Nutrition and chronic inflammatory rheumatic disease

Publication date: Available online 30 November 2016 Source:Joint Bone Spine Author(s): Luca Semerano, Chantal Julia, Ouidade Aitisha, Marie-Christophe Boissier Nutrition is a major environmental influence on human health. Epidemiological and interventional studies suggest a pathophysiological or therapeutic role, respectively, for nutrition in inflammatory rheumatic diseases (IRDs). Nevertheless, the associations between nutrition and IRDs are often weak and inconsistent, and the available clinical trials on nutrition are methodologically flawed. Experimental evidence is accumulating that micronutrients in the diet may influence intestinal and systemic immune responses via complex interactions involving the gut microbiota. Micronutrients may, therefore, contribute to the pathogenesis of inflammatory diseases. No interventions targeting these interactions for diagnostic, prophylactic, or therapeutic purposes have been developed to date.
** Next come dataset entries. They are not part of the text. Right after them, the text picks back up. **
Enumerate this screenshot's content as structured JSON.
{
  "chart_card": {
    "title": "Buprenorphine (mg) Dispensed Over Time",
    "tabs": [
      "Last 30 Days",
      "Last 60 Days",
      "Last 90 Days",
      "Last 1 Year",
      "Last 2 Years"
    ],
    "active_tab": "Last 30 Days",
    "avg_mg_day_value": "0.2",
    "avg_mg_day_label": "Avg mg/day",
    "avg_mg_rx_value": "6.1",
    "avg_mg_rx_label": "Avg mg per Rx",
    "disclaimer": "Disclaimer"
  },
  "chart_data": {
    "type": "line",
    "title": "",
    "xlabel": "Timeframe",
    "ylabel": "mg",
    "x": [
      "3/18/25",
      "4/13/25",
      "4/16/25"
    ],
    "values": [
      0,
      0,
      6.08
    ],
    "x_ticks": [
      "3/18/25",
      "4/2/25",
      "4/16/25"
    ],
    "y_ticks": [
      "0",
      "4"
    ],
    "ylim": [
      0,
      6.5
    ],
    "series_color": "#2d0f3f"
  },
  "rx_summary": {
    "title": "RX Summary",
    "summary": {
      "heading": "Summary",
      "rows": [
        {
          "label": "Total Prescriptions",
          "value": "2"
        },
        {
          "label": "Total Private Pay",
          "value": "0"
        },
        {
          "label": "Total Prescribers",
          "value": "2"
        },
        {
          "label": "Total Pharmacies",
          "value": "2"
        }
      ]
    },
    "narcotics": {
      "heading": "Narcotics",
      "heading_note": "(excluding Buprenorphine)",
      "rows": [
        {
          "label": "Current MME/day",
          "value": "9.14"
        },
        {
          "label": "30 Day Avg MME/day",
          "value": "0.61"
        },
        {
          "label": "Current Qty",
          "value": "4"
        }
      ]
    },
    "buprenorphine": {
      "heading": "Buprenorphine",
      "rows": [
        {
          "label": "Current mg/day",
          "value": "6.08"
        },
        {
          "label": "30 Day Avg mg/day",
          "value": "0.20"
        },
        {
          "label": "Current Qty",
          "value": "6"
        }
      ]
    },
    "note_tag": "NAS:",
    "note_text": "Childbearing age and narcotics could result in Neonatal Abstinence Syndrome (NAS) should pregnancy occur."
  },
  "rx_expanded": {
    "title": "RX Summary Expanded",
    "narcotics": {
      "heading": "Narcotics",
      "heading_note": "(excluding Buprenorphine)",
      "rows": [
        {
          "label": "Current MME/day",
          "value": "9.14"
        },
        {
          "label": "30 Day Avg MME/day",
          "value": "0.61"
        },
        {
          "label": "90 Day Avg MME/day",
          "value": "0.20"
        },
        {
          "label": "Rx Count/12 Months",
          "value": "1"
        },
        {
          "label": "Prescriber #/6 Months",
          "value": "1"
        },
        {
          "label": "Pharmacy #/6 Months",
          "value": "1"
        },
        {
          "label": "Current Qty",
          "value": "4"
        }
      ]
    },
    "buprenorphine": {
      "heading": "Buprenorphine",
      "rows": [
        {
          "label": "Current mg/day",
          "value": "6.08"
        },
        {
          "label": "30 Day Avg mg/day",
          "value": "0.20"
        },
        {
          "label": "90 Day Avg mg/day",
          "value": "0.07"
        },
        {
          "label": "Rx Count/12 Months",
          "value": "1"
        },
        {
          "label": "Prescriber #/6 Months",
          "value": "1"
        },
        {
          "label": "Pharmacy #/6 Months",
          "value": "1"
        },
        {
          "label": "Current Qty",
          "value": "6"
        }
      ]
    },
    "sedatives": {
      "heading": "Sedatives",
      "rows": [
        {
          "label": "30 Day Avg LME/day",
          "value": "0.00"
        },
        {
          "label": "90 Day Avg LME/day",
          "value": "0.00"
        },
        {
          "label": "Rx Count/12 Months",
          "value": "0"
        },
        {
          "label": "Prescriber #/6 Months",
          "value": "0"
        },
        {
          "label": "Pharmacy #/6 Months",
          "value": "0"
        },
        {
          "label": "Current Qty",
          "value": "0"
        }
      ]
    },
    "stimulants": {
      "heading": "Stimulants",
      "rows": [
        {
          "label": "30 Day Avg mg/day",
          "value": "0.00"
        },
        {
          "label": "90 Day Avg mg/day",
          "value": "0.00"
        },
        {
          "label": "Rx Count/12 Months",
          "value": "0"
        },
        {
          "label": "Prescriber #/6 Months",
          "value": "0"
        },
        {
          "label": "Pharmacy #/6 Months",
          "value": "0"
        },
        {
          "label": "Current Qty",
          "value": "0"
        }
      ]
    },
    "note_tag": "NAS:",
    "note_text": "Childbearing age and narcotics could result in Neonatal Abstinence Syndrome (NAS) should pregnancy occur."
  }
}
Moreover, the relevance to human disease of experimental results obtained in animals or in vitro is unclear. Novel high-throughput technologies (-omics) may prove useful for a systems biology approach to these results that takes the complexity of the interactions into account. Concomitant cohort studies combining clinical and laboratory data collected over time may provide new impetus to research into the connections between nutrition and IRDs.